And he removed—literally, caused (i.e. his tent) to be broken up (cf. Genesis 26:22—from thence—no cause for which being assigned, the hostility of his neighbors (Luther, Calvin) and the commencement of the famine (Alford, Keil) have been conjectured as the probable reasons—unto a (literally, the) mountain east of Bethel.
Here proleptically named "house of God," being called in the time of Abram Luz (Genesis 28:19). Its present name is Beitin. And pitched his tent (of. Genesis 9:21), having Bethel on the west—literally, sea-ward, the Mediterranean being the western boundary of Palestine (cf.

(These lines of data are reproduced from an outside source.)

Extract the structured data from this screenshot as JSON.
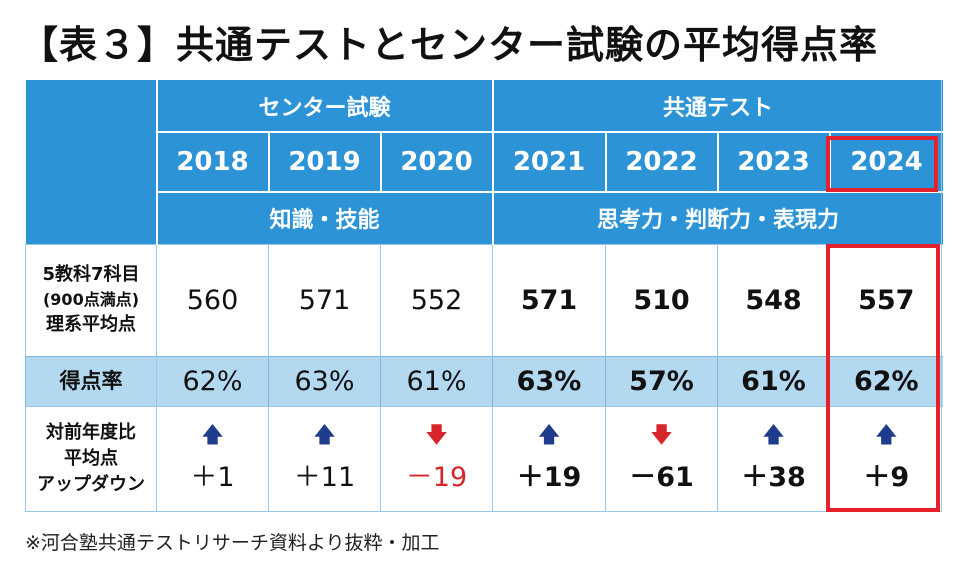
{
  "title": "【表３】共通テストとセンター試験の平均得点率",
  "groups": {
    "center": "センター試験",
    "kyotsu": "共通テスト"
  },
  "abilities": {
    "center": "知識・技能",
    "kyotsu": "思考力・判断力・表現力"
  },
  "years": [
    "2018",
    "2019",
    "2020",
    "2021",
    "2022",
    "2023",
    "2024"
  ],
  "row_labels": {
    "score": [
      "5教科7科目",
      "(900点満点)",
      "理系平均点"
    ],
    "rate": "得点率",
    "updown": [
      "対前年度比",
      "平均点",
      "アップダウン"
    ]
  },
  "scores": [
    "560",
    "571",
    "552",
    "571",
    "510",
    "548",
    "557"
  ],
  "rates": [
    "62%",
    "63%",
    "61%",
    "63%",
    "57%",
    "61%",
    "62%"
  ],
  "updowns": [
    {
      "value": "＋1",
      "direction": "up"
    },
    {
      "value": "＋11",
      "direction": "up"
    },
    {
      "value": "－19",
      "direction": "down"
    },
    {
      "value": "＋19",
      "direction": "up"
    },
    {
      "value": "－61",
      "direction": "down"
    },
    {
      "value": "＋38",
      "direction": "up"
    },
    {
      "value": "＋9",
      "direction": "up"
    }
  ],
  "icons": {
    "up": "up-arrow-icon",
    "down": "down-arrow-icon"
  },
  "colors": {
    "header_blue": "#2b93d6",
    "rate_row": "#b3d9f0",
    "highlight_red": "#e5212d",
    "up_arrow": "#1f3b8c",
    "down_arrow": "#d7262b"
  },
  "footnote": "※河合塾共通テストリサーチ資料より抜粋・加工"
}
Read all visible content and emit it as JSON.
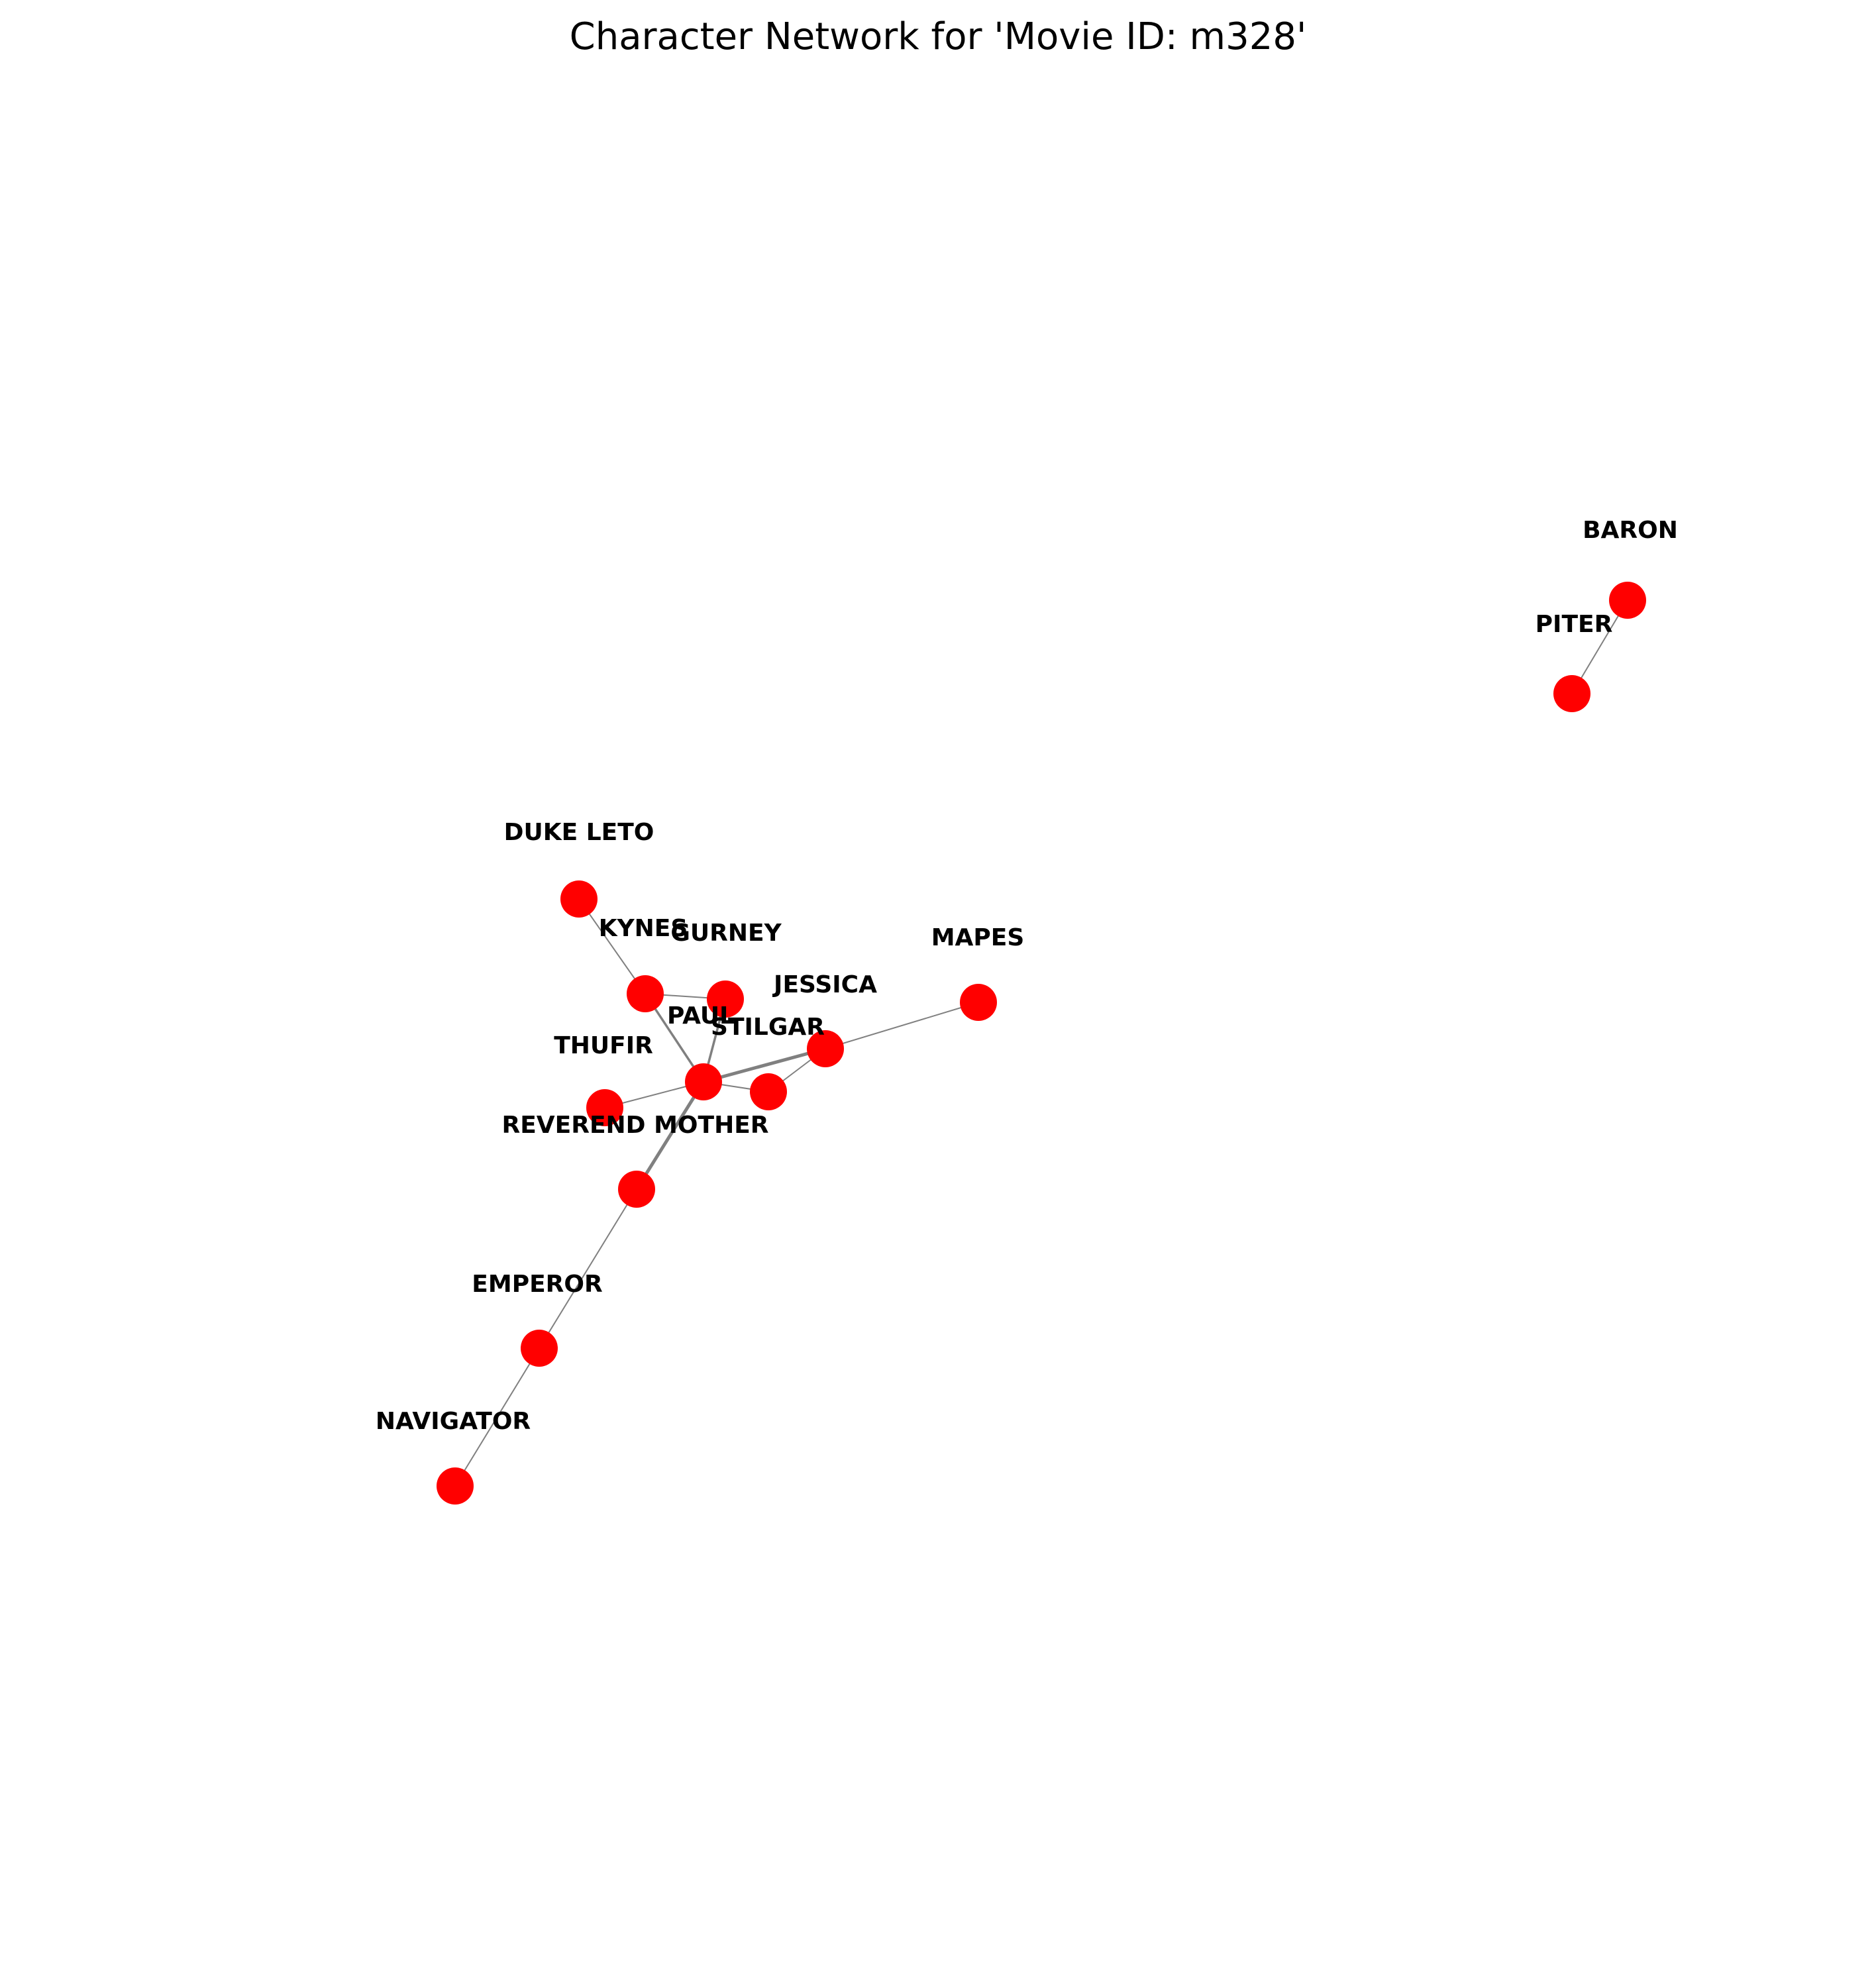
{
  "title": "Character Network for 'Movie ID: m328'",
  "colors": {
    "node": "#ff0000",
    "edge": "#808080",
    "label": "#000000",
    "background": "#ffffff"
  },
  "nodes": [
    {
      "id": "BARON",
      "label": "BARON"
    },
    {
      "id": "PITER",
      "label": "PITER"
    },
    {
      "id": "DUKE LETO",
      "label": "DUKE LETO"
    },
    {
      "id": "KYNES",
      "label": "KYNES"
    },
    {
      "id": "GURNEY",
      "label": "GURNEY"
    },
    {
      "id": "MAPES",
      "label": "MAPES"
    },
    {
      "id": "JESSICA",
      "label": "JESSICA"
    },
    {
      "id": "PAUL",
      "label": "PAUL"
    },
    {
      "id": "STILGAR",
      "label": "STILGAR"
    },
    {
      "id": "THUFIR",
      "label": "THUFIR"
    },
    {
      "id": "REVEREND MOTHER",
      "label": "REVEREND MOTHER"
    },
    {
      "id": "EMPEROR",
      "label": "EMPEROR"
    },
    {
      "id": "NAVIGATOR",
      "label": "NAVIGATOR"
    }
  ],
  "edges": [
    {
      "source": "BARON",
      "target": "PITER",
      "weight": 1
    },
    {
      "source": "DUKE LETO",
      "target": "KYNES",
      "weight": 1
    },
    {
      "source": "KYNES",
      "target": "GURNEY",
      "weight": 1
    },
    {
      "source": "KYNES",
      "target": "PAUL",
      "weight": 2
    },
    {
      "source": "GURNEY",
      "target": "PAUL",
      "weight": 2
    },
    {
      "source": "PAUL",
      "target": "JESSICA",
      "weight": 3
    },
    {
      "source": "PAUL",
      "target": "STILGAR",
      "weight": 1
    },
    {
      "source": "STILGAR",
      "target": "JESSICA",
      "weight": 1
    },
    {
      "source": "JESSICA",
      "target": "MAPES",
      "weight": 1
    },
    {
      "source": "PAUL",
      "target": "THUFIR",
      "weight": 1
    },
    {
      "source": "PAUL",
      "target": "REVEREND MOTHER",
      "weight": 3
    },
    {
      "source": "REVEREND MOTHER",
      "target": "EMPEROR",
      "weight": 1
    },
    {
      "source": "EMPEROR",
      "target": "NAVIGATOR",
      "weight": 1
    }
  ]
}
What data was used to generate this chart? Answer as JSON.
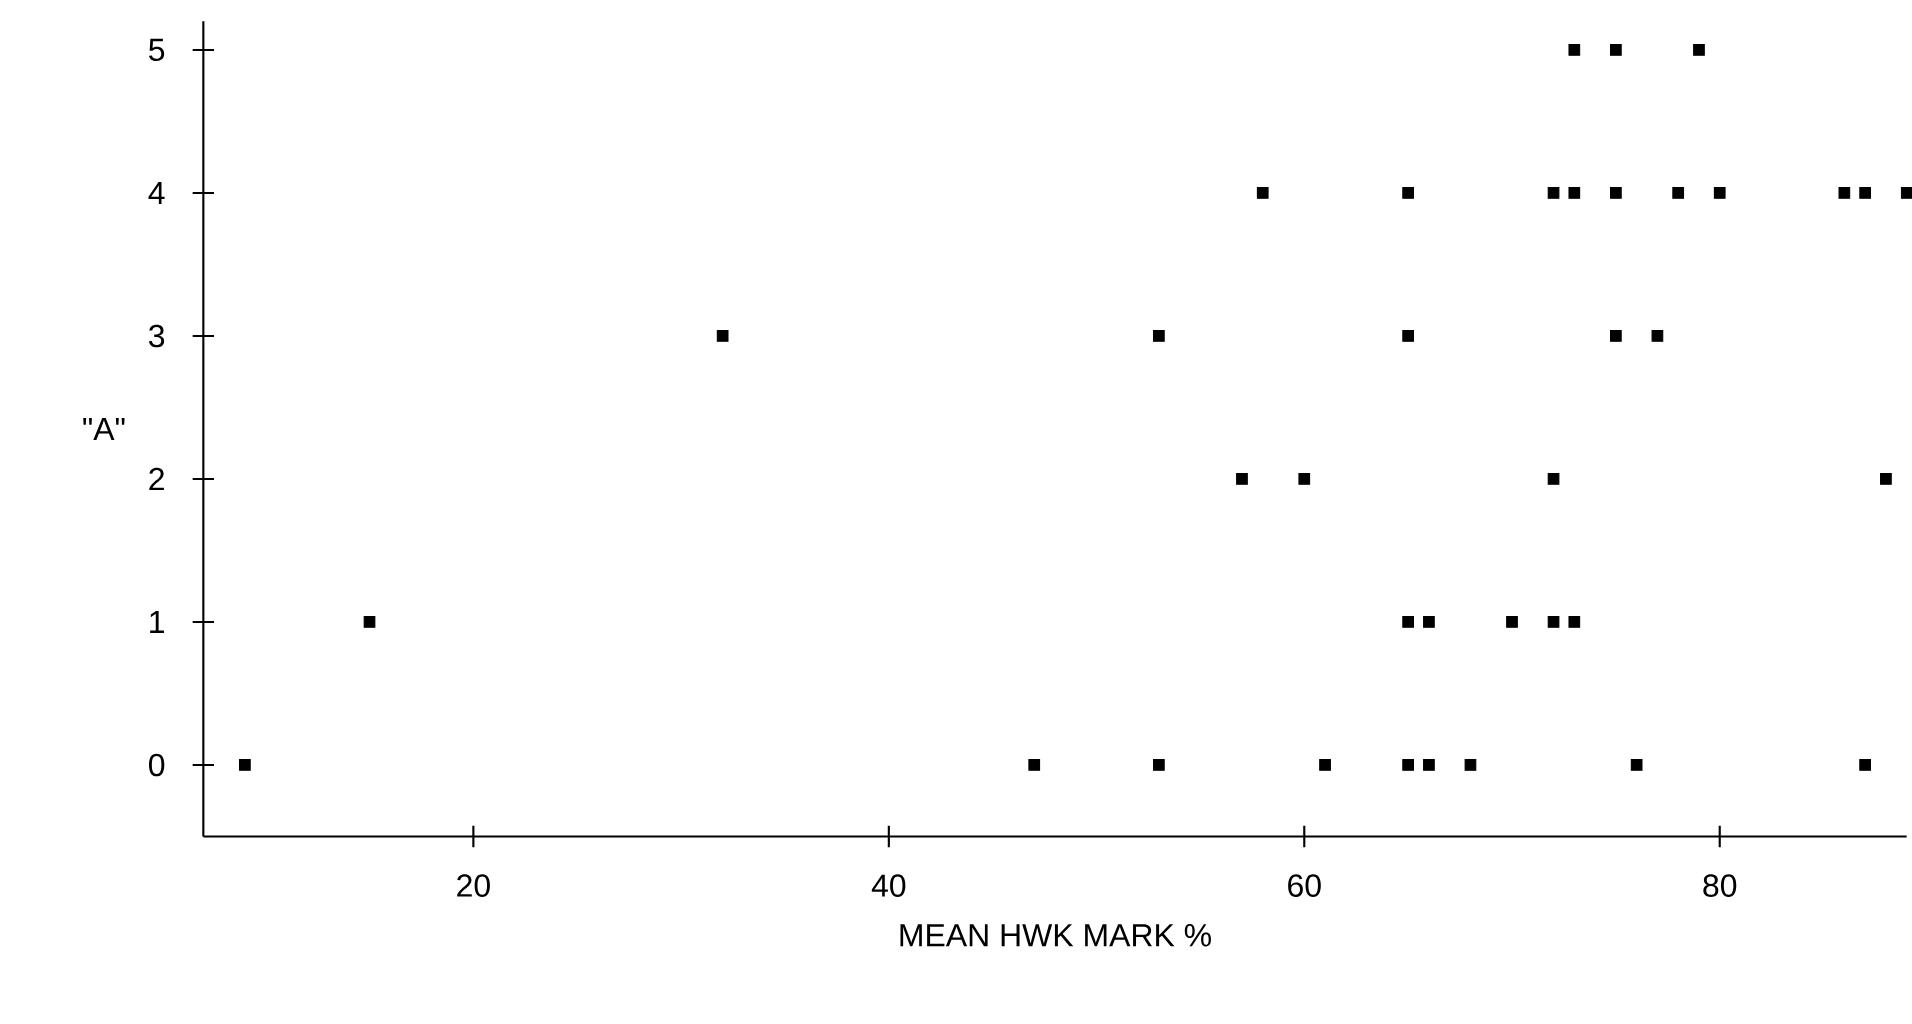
{
  "chart_data": {
    "type": "scatter",
    "xlabel": "MEAN HWK MARK %",
    "ylabel": "\"A\"",
    "x": [
      9,
      47,
      53,
      61,
      65,
      66,
      68,
      76,
      87,
      15,
      65,
      66,
      70,
      72,
      73,
      57,
      60,
      72,
      88,
      32,
      53,
      65,
      75,
      77,
      58,
      65,
      72,
      73,
      75,
      78,
      80,
      86,
      87,
      89,
      73,
      75,
      79
    ],
    "series": [
      {
        "color": "#000000",
        "values": [
          0,
          0,
          0,
          0,
          0,
          0,
          0,
          0,
          0,
          1,
          1,
          1,
          1,
          1,
          1,
          2,
          2,
          2,
          2,
          3,
          3,
          3,
          3,
          3,
          4,
          4,
          4,
          4,
          4,
          4,
          4,
          4,
          4,
          4,
          5,
          5,
          5
        ]
      }
    ],
    "xlim": [
      7,
      89
    ],
    "ylim": [
      -0.5,
      5.2
    ],
    "xticks": [
      20,
      40,
      60,
      80
    ],
    "yticks": [
      0,
      1,
      2,
      3,
      4,
      5
    ],
    "marker": "square"
  }
}
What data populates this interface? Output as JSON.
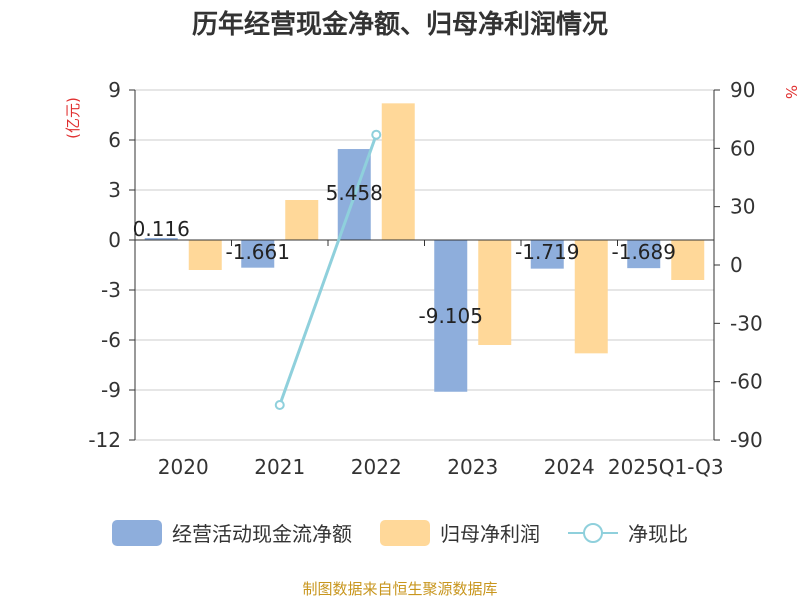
{
  "chart_data": {
    "type": "bar",
    "title": "历年经营现金净额、归母净利润情况",
    "categories": [
      "2020",
      "2021",
      "2022",
      "2023",
      "2024",
      "2025Q1-Q3"
    ],
    "series": [
      {
        "name": "经营活动现金流净额",
        "type": "bar",
        "axis": "left",
        "color": "#8eaedc",
        "values": [
          0.116,
          -1.661,
          5.458,
          -9.105,
          -1.719,
          -1.689
        ],
        "labels": [
          "0.116",
          "-1.661",
          "5.458",
          "-9.105",
          "-1.719",
          "-1.689"
        ]
      },
      {
        "name": "归母净利润",
        "type": "bar",
        "axis": "left",
        "color": "#ffd899",
        "values": [
          -1.8,
          2.4,
          8.2,
          -6.3,
          -6.8,
          -2.4
        ]
      },
      {
        "name": "净现比",
        "type": "line",
        "axis": "right",
        "color": "#8fd0dc",
        "values": [
          null,
          -72,
          67,
          null,
          null,
          null
        ]
      }
    ],
    "ylabel": "(亿元)",
    "y2label": "%",
    "ylim": [
      -12,
      9
    ],
    "y_ticks": [
      "9",
      "6",
      "3",
      "0",
      "-3",
      "-6",
      "-9",
      "-12"
    ],
    "y2lim": [
      -90,
      90
    ],
    "y2_ticks": [
      "90",
      "60",
      "30",
      "0",
      "-30",
      "-60",
      "-90"
    ],
    "grid": true,
    "legend_position": "bottom",
    "source": "制图数据来自恒生聚源数据库"
  }
}
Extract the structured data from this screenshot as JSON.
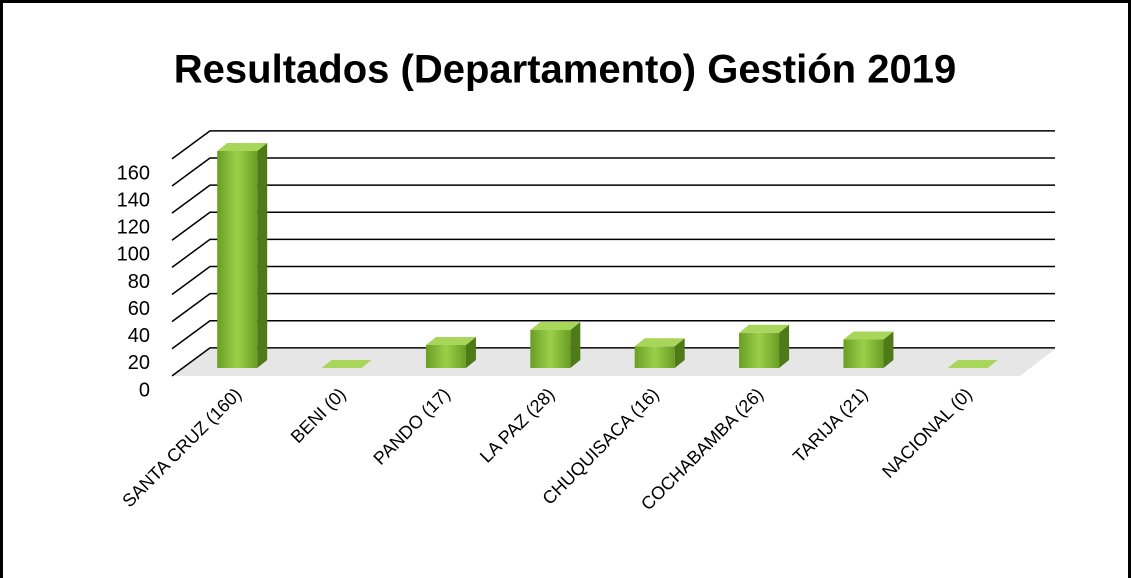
{
  "chart_data": {
    "type": "bar3d",
    "title": "Resultados (Departamento) Gestión 2019",
    "categories": [
      "SANTA CRUZ  (160)",
      "BENI (0)",
      "PANDO  (17)",
      "LA PAZ  (28)",
      "CHUQUISACA  (16)",
      "COCHABAMBA (26)",
      "TARIJA  (21)",
      "NACIONAL (0)"
    ],
    "values": [
      160,
      0,
      17,
      28,
      16,
      26,
      21,
      0
    ],
    "color": "#7fb332",
    "ylim": [
      0,
      180
    ],
    "yticks": [
      0,
      20,
      40,
      60,
      80,
      100,
      120,
      140,
      160
    ],
    "grid": true
  }
}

Genesis 28:14; Exodus 10:19; Exodus 26:22; Ezekiel 48:1, Ezekiel 48:2)—and Hai—Ai ( עַי; עַיָּא, Nehemiah 11:31; עַיָּת, Isaiah 10:28); with the article, because signifying "the heap of ruins," near which it was no doubt built; the scene of the first Israelitish defeat under Joshua (Genesis 7:2): its ruins still exist under the name of Medinet Gai—on the east (about five miles from Bethel): and there he builded an altar unto the Lord (vide supra), and called upon the name of the Lord (vide Genesis 4:26).